RECHTBANK MIDDEN-NEDERLAND

Zittingsplaats Utrecht
Bestuursrecht
zaaknummer: UTR 20/1606

uitspraak van de meervoudige kamer van 24 december 2020 in de zaak tussen

[eiser] , te [woonplaats] , eiser,

en

het college van burgemeester en wethouders van de gemeente Bunnik, verweerder.

Inleiding

1. Aan de [adres 1] in [plaats] staat een rij winkels met daarboven appartementen. Eiser is eigenaar van appartement [adres 2] , direct boven een slagerij. Iets verderop staat een Albert Heijn.
2. Eiser heeft op 17 december 2018 bij het college een tegemoetkoming in planschade aangevraagd. Het verzoek heeft betrekking op drie besluiten:
- een besluit van 9 oktober 2014, waarin de raad van de gemeente Bunnik het bestemmingsplan ‘ [adres 3] e.o. Bunnik’ heeft vastgesteld, waarmee een uitbreiding van de Albert Heijn mogelijk werd gemaakt;
- een besluit van 1 maart 2016, waarin het college aan de slagerij een omgevingsvergunning heeft verleend voor het plaatsen van een barbecue met vleesspies en reclame op het dak;
- een besluit van 24 mei 2018, waarin het college aan de slagerij een omgevingsvergunning heeft verleend voor het ophangen van een condensor aan de achtergevel, tegen het hekwerk van het dakterras van het appartement van eiser.
3. Het college heeft een planschadeadvies laten opstellen door Thorbecke B.V. In het besluit van 4 juli 2019 heeft het college de aanvraag van eiser afgewezen. In de beslissing op bezwaar van 17 maart 2020 heeft het college het bezwaar van eiser ongegrond verklaard. Eiser heeft beroep ingesteld tegen die beslissing op bezwaar.
4. Het beroep is behandeld op de zitting van 13 november 2020. Eiser was bij de zitting aanwezig. Het college was, zonder afmelding, niet aanwezig.

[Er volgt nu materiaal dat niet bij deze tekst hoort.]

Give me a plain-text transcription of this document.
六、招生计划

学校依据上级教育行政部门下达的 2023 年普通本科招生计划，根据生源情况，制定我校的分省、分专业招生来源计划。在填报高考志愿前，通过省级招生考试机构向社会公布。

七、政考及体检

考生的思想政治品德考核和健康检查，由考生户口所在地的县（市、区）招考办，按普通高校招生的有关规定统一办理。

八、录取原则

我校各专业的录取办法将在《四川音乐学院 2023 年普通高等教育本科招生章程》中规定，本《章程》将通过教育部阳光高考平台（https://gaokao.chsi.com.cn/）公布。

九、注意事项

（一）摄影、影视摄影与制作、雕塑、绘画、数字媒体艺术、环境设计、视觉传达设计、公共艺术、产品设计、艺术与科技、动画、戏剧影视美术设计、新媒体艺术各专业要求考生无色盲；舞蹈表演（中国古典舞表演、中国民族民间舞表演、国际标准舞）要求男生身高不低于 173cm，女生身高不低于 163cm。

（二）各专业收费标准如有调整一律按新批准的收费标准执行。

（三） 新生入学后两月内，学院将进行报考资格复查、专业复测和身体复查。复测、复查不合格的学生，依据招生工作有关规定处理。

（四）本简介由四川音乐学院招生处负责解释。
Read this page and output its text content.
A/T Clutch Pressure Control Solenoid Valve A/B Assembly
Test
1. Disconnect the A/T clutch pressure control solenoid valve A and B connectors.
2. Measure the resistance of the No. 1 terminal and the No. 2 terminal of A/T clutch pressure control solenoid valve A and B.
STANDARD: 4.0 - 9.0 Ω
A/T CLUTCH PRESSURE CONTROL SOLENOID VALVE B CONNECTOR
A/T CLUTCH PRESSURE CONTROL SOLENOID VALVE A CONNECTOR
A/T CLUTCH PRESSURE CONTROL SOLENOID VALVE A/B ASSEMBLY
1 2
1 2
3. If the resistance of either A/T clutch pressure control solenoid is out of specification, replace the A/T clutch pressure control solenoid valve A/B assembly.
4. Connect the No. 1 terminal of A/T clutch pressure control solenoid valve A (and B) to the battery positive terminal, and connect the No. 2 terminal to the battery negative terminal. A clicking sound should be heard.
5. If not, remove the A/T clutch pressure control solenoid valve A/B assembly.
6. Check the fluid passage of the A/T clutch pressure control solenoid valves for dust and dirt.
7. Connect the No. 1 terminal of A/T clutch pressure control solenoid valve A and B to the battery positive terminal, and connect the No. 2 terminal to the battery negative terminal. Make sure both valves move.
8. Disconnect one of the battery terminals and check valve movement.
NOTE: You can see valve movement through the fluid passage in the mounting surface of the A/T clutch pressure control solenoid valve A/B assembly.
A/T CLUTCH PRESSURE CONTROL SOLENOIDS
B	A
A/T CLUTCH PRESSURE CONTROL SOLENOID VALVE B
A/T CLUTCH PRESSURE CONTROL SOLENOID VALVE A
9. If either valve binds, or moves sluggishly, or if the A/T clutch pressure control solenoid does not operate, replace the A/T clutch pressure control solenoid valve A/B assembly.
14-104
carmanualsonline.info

De ingediende beroepsgronden

5. In bezwaar heeft eiser bezwaargronden ingediend over de uitbreiding van de Albert Heijn en over de vergunningen voor de slagerij. Op 15 april 2020 heeft eiser beroep ingesteld tegen de beslissing op bezwaar. In zijn beroepschrift geeft hij aan dat er in strijd met het bestemmingsplan een detailhandelsactiviteit op zijn dakterras is vergund, waardoor hij planschade heeft opgelopen. De rechtbank heeft eiser vervolgens twee keer een termijn gegeven om zijn beroepsgronden aan te vullen. Op 1 juli 2020 heeft eiser een aanvullend beroepschrift ingediend. De beroepsgronden van eiser in dat aanvullend beroepschrift gaan over de vergunningen die zijn verleend aan de slagerij.
6. Op 30 oktober 2020, twee weken voor de zitting, heeft eiser bij de rechtbank een inhoudelijk advies van adviesbureau Kraan & De Jong ingediend. Dat advies gaat over zijn planschadeverzoek voor zover het de uitbreiding van de Albert Heijn betreft.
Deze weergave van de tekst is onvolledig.